Es virtud que hace buena compañía a quienes dirigen. En general, aquellos clubes que saben controlar sus impulsos, y reflexionan el tiempo necesario para tomar decisiones relevantes, encuentran el éxito con más probabilidades que aquellos que se dejan llevar por el murmullo agotador de una afición, sin responsabilidad de gestión y sobrada de intuición y conocimientos para saber lo que quiere y lo que no, en definitiva, lo que está dispuesta a tragar y lo que no.

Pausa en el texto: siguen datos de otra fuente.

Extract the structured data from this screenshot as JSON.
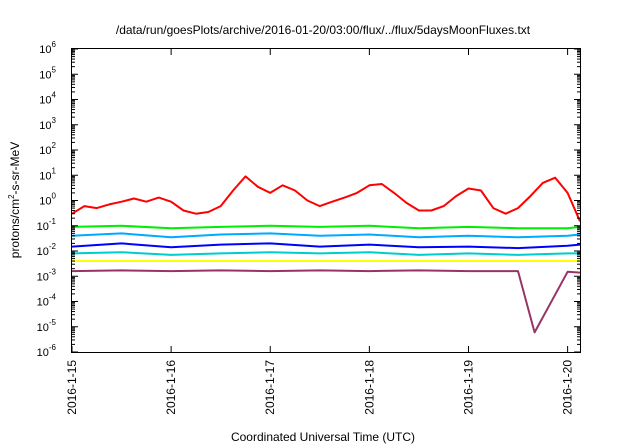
{
  "chart_data": {
    "type": "line",
    "title": "/data/run/goesPlots/archive/2016-01-20/03:00/flux/../flux/5daysMoonFluxes.txt",
    "xlabel": "Coordinated Universal Time (UTC)",
    "ylabel": {
      "pre": "protons/cm",
      "sup": "2",
      "post": "-s-sr-MeV"
    },
    "yscale": "log",
    "ylim": [
      1e-06,
      1000000.0
    ],
    "yticks": [
      {
        "base": "10",
        "exp": "-6"
      },
      {
        "base": "10",
        "exp": "-5"
      },
      {
        "base": "10",
        "exp": "-4"
      },
      {
        "base": "10",
        "exp": "-3"
      },
      {
        "base": "10",
        "exp": "-2"
      },
      {
        "base": "10",
        "exp": "-1"
      },
      {
        "base": "10",
        "exp": "0"
      },
      {
        "base": "10",
        "exp": "1"
      },
      {
        "base": "10",
        "exp": "2"
      },
      {
        "base": "10",
        "exp": "3"
      },
      {
        "base": "10",
        "exp": "4"
      },
      {
        "base": "10",
        "exp": "5"
      },
      {
        "base": "10",
        "exp": "6"
      }
    ],
    "xlim": [
      "2016-01-15 00:00",
      "2016-01-20 03:00"
    ],
    "xticks": [
      "2016-1-15",
      "2016-1-16",
      "2016-1-17",
      "2016-1-18",
      "2016-1-19",
      "2016-1-20"
    ],
    "grid": false,
    "legend": "none",
    "series": [
      {
        "color": "#ff0000",
        "x": [
          "2016-01-15 00:00",
          "2016-01-15 03:00",
          "2016-01-15 06:00",
          "2016-01-15 09:00",
          "2016-01-15 12:00",
          "2016-01-15 15:00",
          "2016-01-15 18:00",
          "2016-01-15 21:00",
          "2016-01-16 00:00",
          "2016-01-16 03:00",
          "2016-01-16 06:00",
          "2016-01-16 09:00",
          "2016-01-16 12:00",
          "2016-01-16 15:00",
          "2016-01-16 18:00",
          "2016-01-16 21:00",
          "2016-01-17 00:00",
          "2016-01-17 03:00",
          "2016-01-17 06:00",
          "2016-01-17 09:00",
          "2016-01-17 12:00",
          "2016-01-17 15:00",
          "2016-01-17 18:00",
          "2016-01-17 21:00",
          "2016-01-18 00:00",
          "2016-01-18 03:00",
          "2016-01-18 06:00",
          "2016-01-18 09:00",
          "2016-01-18 12:00",
          "2016-01-18 15:00",
          "2016-01-18 18:00",
          "2016-01-18 21:00",
          "2016-01-19 00:00",
          "2016-01-19 03:00",
          "2016-01-19 06:00",
          "2016-01-19 09:00",
          "2016-01-19 12:00",
          "2016-01-19 15:00",
          "2016-01-19 18:00",
          "2016-01-19 21:00",
          "2016-01-20 00:00",
          "2016-01-20 03:00"
        ],
        "values": [
          0.3,
          0.6,
          0.5,
          0.7,
          0.9,
          1.2,
          0.9,
          1.3,
          0.9,
          0.4,
          0.3,
          0.35,
          0.6,
          2.5,
          9.0,
          3.5,
          2.0,
          4.0,
          2.5,
          1.0,
          0.6,
          0.9,
          1.3,
          2.0,
          4.0,
          4.5,
          2.0,
          0.8,
          0.4,
          0.4,
          0.6,
          1.5,
          3.0,
          2.5,
          0.5,
          0.3,
          0.5,
          1.5,
          5.0,
          8.0,
          2.0,
          0.15
        ]
      },
      {
        "color": "#00ee00",
        "x": [
          "2016-01-15 00:00",
          "2016-01-15 12:00",
          "2016-01-16 00:00",
          "2016-01-16 12:00",
          "2016-01-17 00:00",
          "2016-01-17 12:00",
          "2016-01-18 00:00",
          "2016-01-18 12:00",
          "2016-01-19 00:00",
          "2016-01-19 12:00",
          "2016-01-20 00:00",
          "2016-01-20 03:00"
        ],
        "values": [
          0.09,
          0.1,
          0.08,
          0.09,
          0.1,
          0.09,
          0.1,
          0.08,
          0.09,
          0.08,
          0.08,
          0.09
        ]
      },
      {
        "color": "#00aaff",
        "x": [
          "2016-01-15 00:00",
          "2016-01-15 12:00",
          "2016-01-16 00:00",
          "2016-01-16 12:00",
          "2016-01-17 00:00",
          "2016-01-17 12:00",
          "2016-01-18 00:00",
          "2016-01-18 12:00",
          "2016-01-19 00:00",
          "2016-01-19 12:00",
          "2016-01-20 00:00",
          "2016-01-20 03:00"
        ],
        "values": [
          0.04,
          0.05,
          0.035,
          0.045,
          0.05,
          0.04,
          0.045,
          0.035,
          0.04,
          0.035,
          0.04,
          0.045
        ]
      },
      {
        "color": "#0000ff",
        "x": [
          "2016-01-15 00:00",
          "2016-01-15 12:00",
          "2016-01-16 00:00",
          "2016-01-16 12:00",
          "2016-01-17 00:00",
          "2016-01-17 12:00",
          "2016-01-18 00:00",
          "2016-01-18 12:00",
          "2016-01-19 00:00",
          "2016-01-19 12:00",
          "2016-01-20 00:00",
          "2016-01-20 03:00"
        ],
        "values": [
          0.015,
          0.02,
          0.014,
          0.018,
          0.02,
          0.015,
          0.018,
          0.014,
          0.015,
          0.013,
          0.016,
          0.018
        ]
      },
      {
        "color": "#00cccc",
        "x": [
          "2016-01-15 00:00",
          "2016-01-15 12:00",
          "2016-01-16 00:00",
          "2016-01-16 12:00",
          "2016-01-17 00:00",
          "2016-01-17 12:00",
          "2016-01-18 00:00",
          "2016-01-18 12:00",
          "2016-01-19 00:00",
          "2016-01-19 12:00",
          "2016-01-20 00:00",
          "2016-01-20 03:00"
        ],
        "values": [
          0.008,
          0.009,
          0.007,
          0.008,
          0.009,
          0.008,
          0.009,
          0.007,
          0.008,
          0.007,
          0.008,
          0.008
        ]
      },
      {
        "color": "#ffff00",
        "x": [
          "2016-01-15 00:00",
          "2016-01-15 12:00",
          "2016-01-16 00:00",
          "2016-01-16 12:00",
          "2016-01-17 00:00",
          "2016-01-17 12:00",
          "2016-01-18 00:00",
          "2016-01-18 12:00",
          "2016-01-19 00:00",
          "2016-01-19 12:00",
          "2016-01-20 00:00",
          "2016-01-20 03:00"
        ],
        "values": [
          0.004,
          0.004,
          0.004,
          0.004,
          0.004,
          0.004,
          0.004,
          0.004,
          0.004,
          0.004,
          0.004,
          0.004
        ]
      },
      {
        "color": "#993366",
        "x": [
          "2016-01-15 00:00",
          "2016-01-15 12:00",
          "2016-01-16 00:00",
          "2016-01-16 12:00",
          "2016-01-17 00:00",
          "2016-01-17 12:00",
          "2016-01-18 00:00",
          "2016-01-18 12:00",
          "2016-01-19 00:00",
          "2016-01-19 12:00",
          "2016-01-19 16:00",
          "2016-01-20 00:00",
          "2016-01-20 03:00"
        ],
        "values": [
          0.0016,
          0.0017,
          0.0016,
          0.0017,
          0.0016,
          0.0017,
          0.0016,
          0.0017,
          0.0016,
          0.0016,
          6e-06,
          0.0015,
          0.0014
        ]
      }
    ]
  }
}
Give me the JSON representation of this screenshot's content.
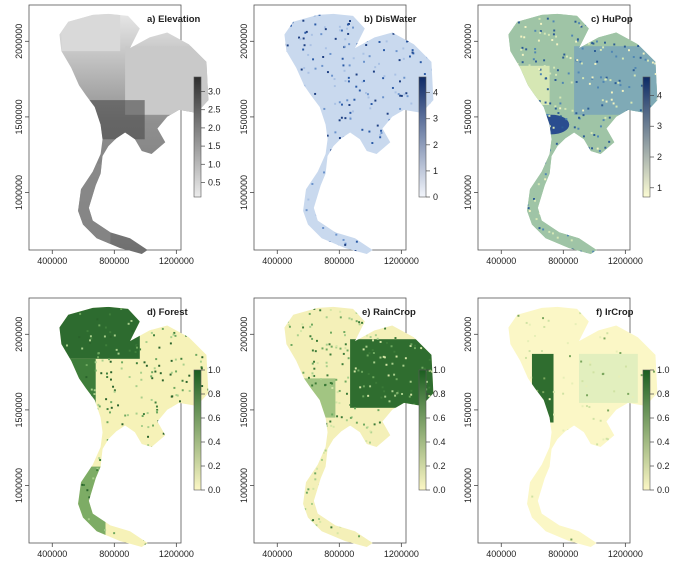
{
  "figure": {
    "x_ticks": [
      "400000",
      "800000",
      "1200000"
    ],
    "y_ticks": [
      "1000000",
      "1500000",
      "2000000"
    ]
  },
  "chart_data": [
    {
      "type": "heatmap",
      "title": "a) Elevation",
      "xlim": [
        250000,
        1230000
      ],
      "ylim": [
        620000,
        2240000
      ],
      "colorbar": {
        "ticks": [
          "3.0",
          "2.5",
          "2.0",
          "1.5",
          "1.0",
          "0.5"
        ],
        "tick_values": [
          3.0,
          2.5,
          2.0,
          1.5,
          1.0,
          0.5
        ],
        "range": [
          0.1,
          3.4
        ],
        "colors": [
          "#2e2e2e",
          "#ececec"
        ]
      }
    },
    {
      "type": "heatmap",
      "title": "b) DisWater",
      "xlim": [
        250000,
        1230000
      ],
      "ylim": [
        620000,
        2240000
      ],
      "colorbar": {
        "ticks": [
          "4",
          "3",
          "2",
          "1",
          "0"
        ],
        "tick_values": [
          4,
          3,
          2,
          1,
          0
        ],
        "range": [
          0,
          4.6
        ],
        "colors": [
          "#0d2a67",
          "#f2f5fb"
        ]
      }
    },
    {
      "type": "heatmap",
      "title": "c) HuPop",
      "xlim": [
        250000,
        1230000
      ],
      "ylim": [
        620000,
        2240000
      ],
      "colorbar": {
        "ticks": [
          "4",
          "3",
          "2",
          "1"
        ],
        "tick_values": [
          4,
          3,
          2,
          1
        ],
        "range": [
          0.7,
          4.6
        ],
        "colors": [
          "#0c2a66",
          "#fcfcd4"
        ]
      }
    },
    {
      "type": "heatmap",
      "title": "d) Forest",
      "xlim": [
        250000,
        1230000
      ],
      "ylim": [
        620000,
        2240000
      ],
      "colorbar": {
        "ticks": [
          "1.0",
          "0.8",
          "0.6",
          "0.4",
          "0.2",
          "0.0"
        ],
        "tick_values": [
          1.0,
          0.8,
          0.6,
          0.4,
          0.2,
          0.0
        ],
        "range": [
          0,
          1
        ],
        "colors": [
          "#1b5e20",
          "#fcf7c5"
        ]
      }
    },
    {
      "type": "heatmap",
      "title": "e) RainCrop",
      "xlim": [
        250000,
        1230000
      ],
      "ylim": [
        620000,
        2240000
      ],
      "colorbar": {
        "ticks": [
          "1.0",
          "0.8",
          "0.6",
          "0.4",
          "0.2",
          "0.0"
        ],
        "tick_values": [
          1.0,
          0.8,
          0.6,
          0.4,
          0.2,
          0.0
        ],
        "range": [
          0,
          1
        ],
        "colors": [
          "#1b5e20",
          "#fcf7c5"
        ]
      }
    },
    {
      "type": "heatmap",
      "title": "f) IrCrop",
      "xlim": [
        250000,
        1230000
      ],
      "ylim": [
        620000,
        2240000
      ],
      "colorbar": {
        "ticks": [
          "1.0",
          "0.8",
          "0.6",
          "0.4",
          "0.2",
          "0.0"
        ],
        "tick_values": [
          1.0,
          0.8,
          0.6,
          0.4,
          0.2,
          0.0
        ],
        "range": [
          0,
          1
        ],
        "colors": [
          "#1b5e20",
          "#fcf7c5"
        ]
      }
    }
  ]
}
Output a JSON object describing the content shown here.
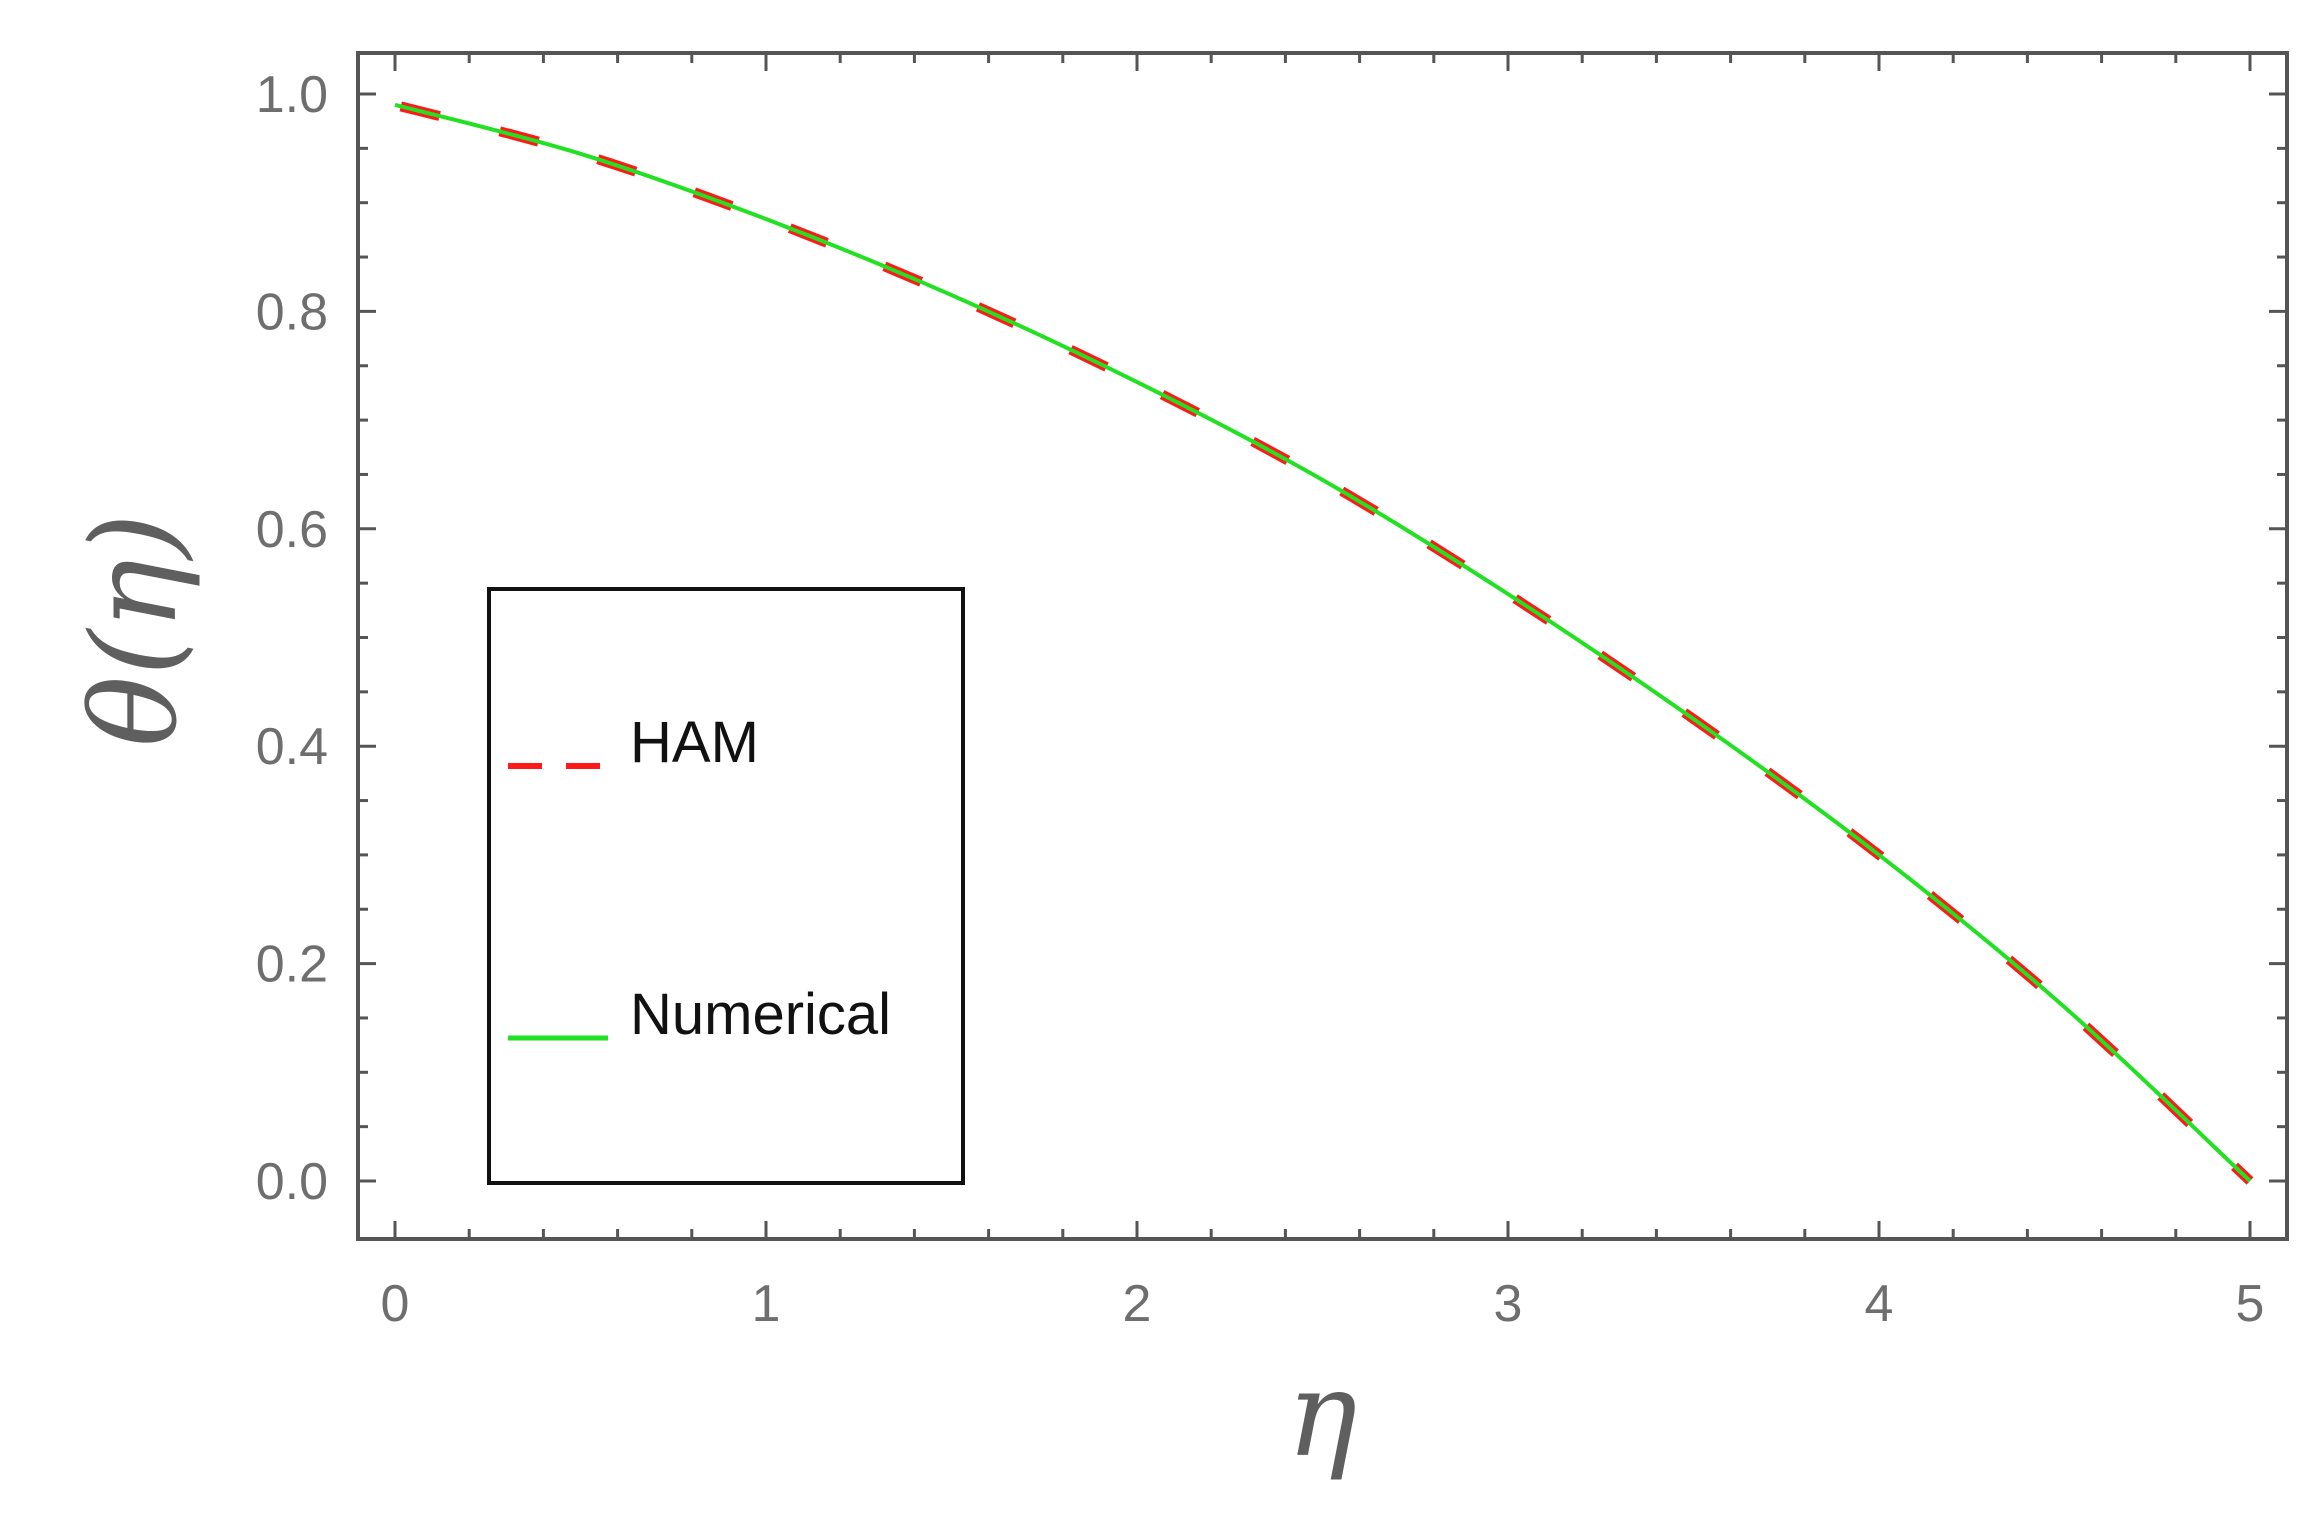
{
  "chart_data": {
    "type": "line",
    "title": "",
    "xlabel": "η",
    "ylabel": "θ(η)",
    "xlim": [
      0,
      5
    ],
    "ylim": [
      0,
      1.0
    ],
    "x_ticks": [
      "0",
      "1",
      "2",
      "3",
      "4",
      "5"
    ],
    "y_ticks": [
      "0.0",
      "0.2",
      "0.4",
      "0.6",
      "0.8",
      "1.0"
    ],
    "grid": false,
    "legend_position": "center-left",
    "x": [
      0,
      0.5,
      1.0,
      1.5,
      2.0,
      2.5,
      3.0,
      3.5,
      4.0,
      4.5,
      5.0
    ],
    "series": [
      {
        "name": "HAM",
        "color": "#ff1a1a",
        "style": "dashed",
        "values": [
          0.99,
          0.945,
          0.885,
          0.815,
          0.735,
          0.645,
          0.54,
          0.425,
          0.3,
          0.16,
          0.0
        ]
      },
      {
        "name": "Numerical",
        "color": "#22e022",
        "style": "solid",
        "values": [
          0.99,
          0.945,
          0.885,
          0.815,
          0.735,
          0.645,
          0.54,
          0.425,
          0.3,
          0.16,
          0.0
        ]
      }
    ]
  }
}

Cuando la afición le pierde el respeto a determinadas situaciones, termina por ponerles cara y ojos y, lo que es más doloroso, nombre y apellidos. Lo hemos visto en cada campo de fútbol y no siempre ganan quienes protestan pero siempre causan brechas irreparables en los objetivos que torpedean si estos dan síntomas de debilidad. ¿Ejemplo? Entrenadores.
Así se explica que un dirigente no mantenga el pulso del mismo modo el primer día que al cuarto año. Los gritos de los seguidores, y las críticas, desgastan, erosionan y pueden dañar sentimientos. Ante esas batallas, nada más equivocado que sentirse por encima de esa marea que arrasa cuanto pilla a su paso, mezcla de prensa y afición, mezcla inflamable con un simple empate. Culpar al mundo del error propio no parece serio.
Las aficiones taladran las rocas más consistentes. Todo es cuestión de paciencia, infinita en los que mandan porque será interminable la de aquellos que dibujan la foto en la diana y nunca se hartan de disparar. Y convendrá considerar el acierto e independencia de los medios, siempre dignos de atención. A veces, los controlas y, otras veces, te descontrolan. Cada uno lleva su propio riesgo y dentro la solución. Y viceversa.